KEIR RADNEDGE REPORTS: Michel Platini’s corruption ban expires next month just as, coincidentally, new questions have been raised about UEFA’s financial dealings under his presidency between 2007 and 2015.

The latest Football Leaks book from Der Spiegel journalists Rafael Buschmann and Michael Wulzinger and released to a European media consortium claims that the European federation paid €380m, destined for the Ukrainian federation, to an offshore company controlled in secret by the oligarch Igor Surkis, president of Dynamo Kiev and brother of Grigori Surkis, who was president of the FFU and vice-president of UEFA.

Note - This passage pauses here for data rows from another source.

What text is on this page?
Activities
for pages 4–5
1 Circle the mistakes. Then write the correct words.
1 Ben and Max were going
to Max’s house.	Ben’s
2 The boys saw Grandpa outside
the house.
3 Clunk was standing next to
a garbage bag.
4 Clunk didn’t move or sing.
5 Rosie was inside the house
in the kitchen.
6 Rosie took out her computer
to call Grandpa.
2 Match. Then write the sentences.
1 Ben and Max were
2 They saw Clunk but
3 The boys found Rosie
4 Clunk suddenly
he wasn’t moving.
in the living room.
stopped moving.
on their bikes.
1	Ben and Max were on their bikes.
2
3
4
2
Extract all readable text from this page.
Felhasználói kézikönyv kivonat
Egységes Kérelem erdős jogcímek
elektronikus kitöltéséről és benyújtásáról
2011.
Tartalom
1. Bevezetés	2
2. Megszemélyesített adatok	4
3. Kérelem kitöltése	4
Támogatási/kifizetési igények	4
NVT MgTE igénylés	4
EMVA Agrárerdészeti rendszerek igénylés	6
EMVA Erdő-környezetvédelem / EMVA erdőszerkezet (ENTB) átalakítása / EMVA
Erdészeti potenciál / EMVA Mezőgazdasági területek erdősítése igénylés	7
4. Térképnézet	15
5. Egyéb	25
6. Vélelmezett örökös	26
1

This same company was simultaneously being used to pay under-the-table expenses incurred by Dynamo, including the wages of some of the club’s players.

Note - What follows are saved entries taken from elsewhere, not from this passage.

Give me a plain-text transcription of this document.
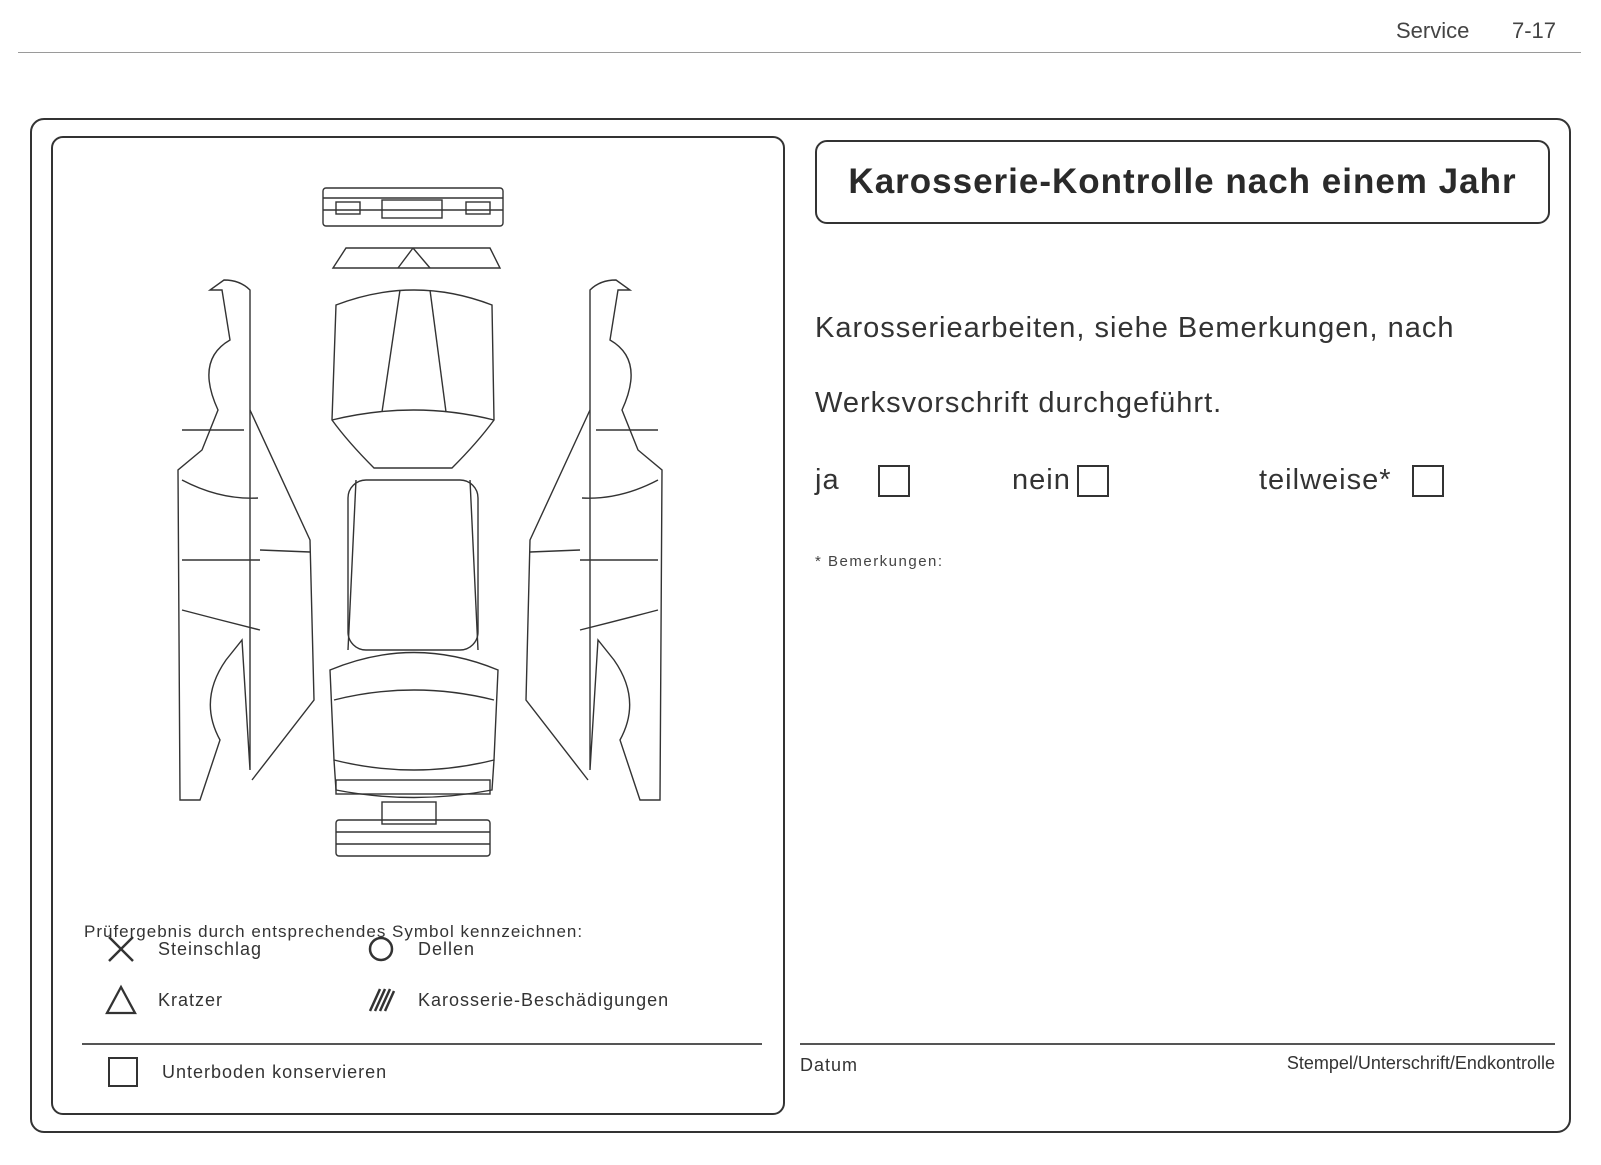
Service 7-17
Prüfergebnis durch entsprechendes Symbol kennzeichnen:
Steinschlag	Dellen
Kratzer	Karosserie-Beschädigungen
Unterboden konservieren
Karosserie-Kontrolle nach einem Jahr
Karosseriearbeiten, siehe Bemerkungen, nach
Werksvorschrift durchgeführt.
ja	nein	teilweise*
* Bemerkungen:
Datum	Stempel/Unterschrift/Endkontrolle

The discovery was made in December 2016 made by staff working for Andrea Traverso, head of the department which operates UEFA’s financial fair play regulations during a review of Dynamo’s accounts.

A summary of their work by the Mediapart website reports that the inspectors discovered a shell company named Newport Management which was registered in the British Virgin Islands tax haven. Newport was being used to secretly pay some of Dynamo’s salaries, transfer fees and agents’ commissions.

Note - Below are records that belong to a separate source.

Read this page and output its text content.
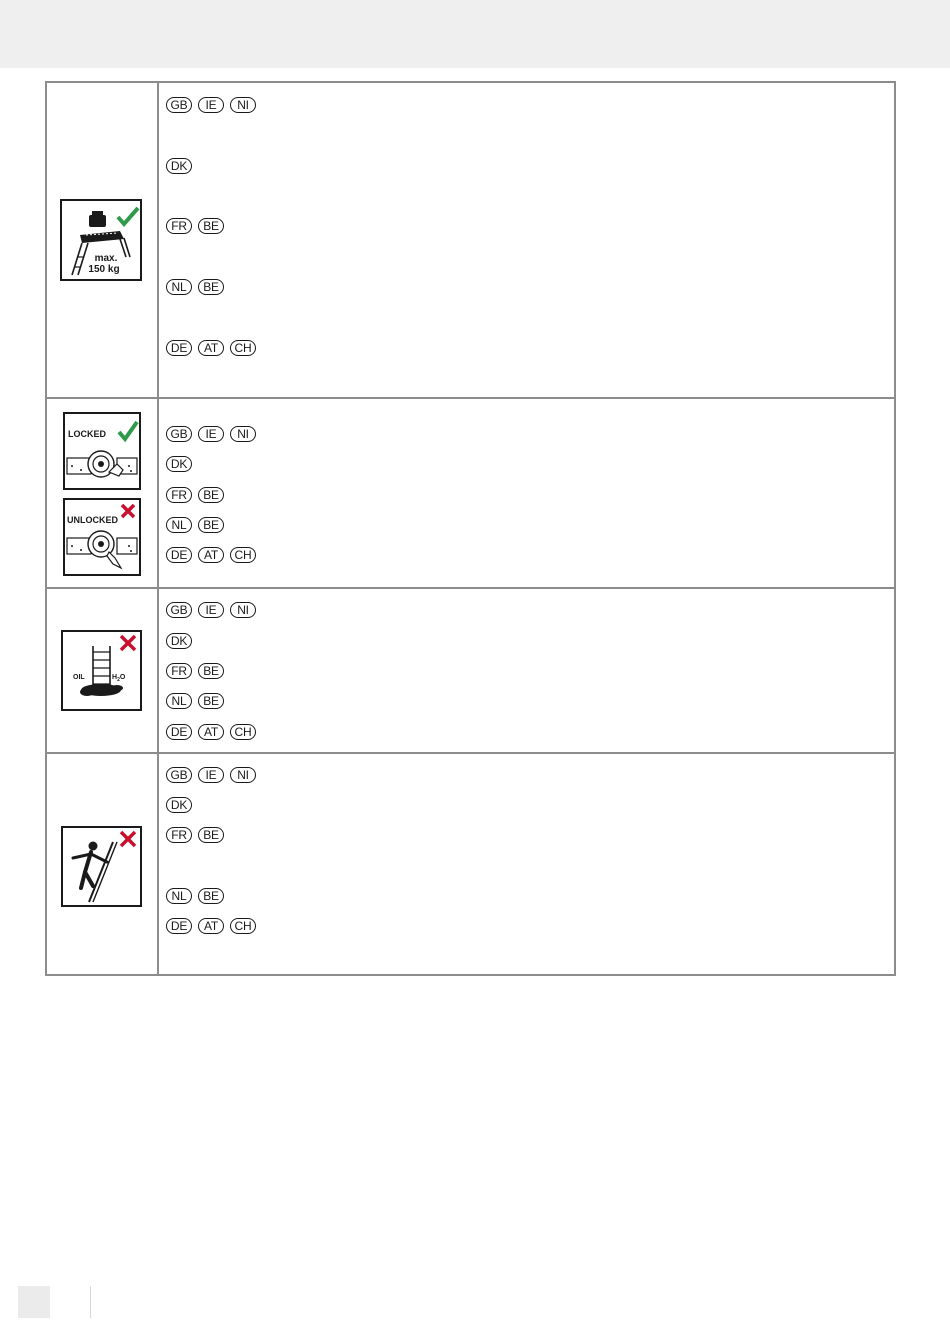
max.
150 kg
GB	IE	NI
DK
FR	BE
NL	BE
DE	AT	CH
LOCKED
UNLOCKED
GB	IE	NI
DK
FR	BE
NL	BE
DE	AT	CH
OIL	$H_2O$
GB	IE	NI
DK
FR	BE
NL	BE
DE	AT	CH
GB	IE	NI
DK
FR	BE
NL	BE
DE	AT	CH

Yet  “for more than 15 years,” UEFA has been paying to Newport properly due to the Ukrainian federation. Newport is believed to have been run by Igor Surkis, owner of Dynamo since 2002 when he succeeded brother Grigori on the latter’s pursuit of influential roles on UEFA and FIFA committees.

Brothers’ business

Grigori was president of the UFF from 2000 to 2012, member became a member of the UEFA executive committee in 2004 and rose to one of its vice-presidencies in 2013, under Platini. He was considered to have been a supporter of Platini’s election ousting of Lennart Johansson in 2007 and also a key figure in the award of the Euro 2012 finals to Ukraine and Poland.

In December 2016 UEFA’s new president, Aleksander Ceferin, ordered an investigation into the affair. This was apparently wound up in May 2017 without any disciplinary or ethics charges being raised.

The link between Newport and Dynamo had already come to the notice of world federation FIFA which had fined the club 50,000 Swiss francs in 201 for breaching regulations concerning third party interests.

Platini has told Mediapart that he had never been informed about such payments to Newport which later ceased. His general secretary was Gianni Infantino, now the president of FIFA.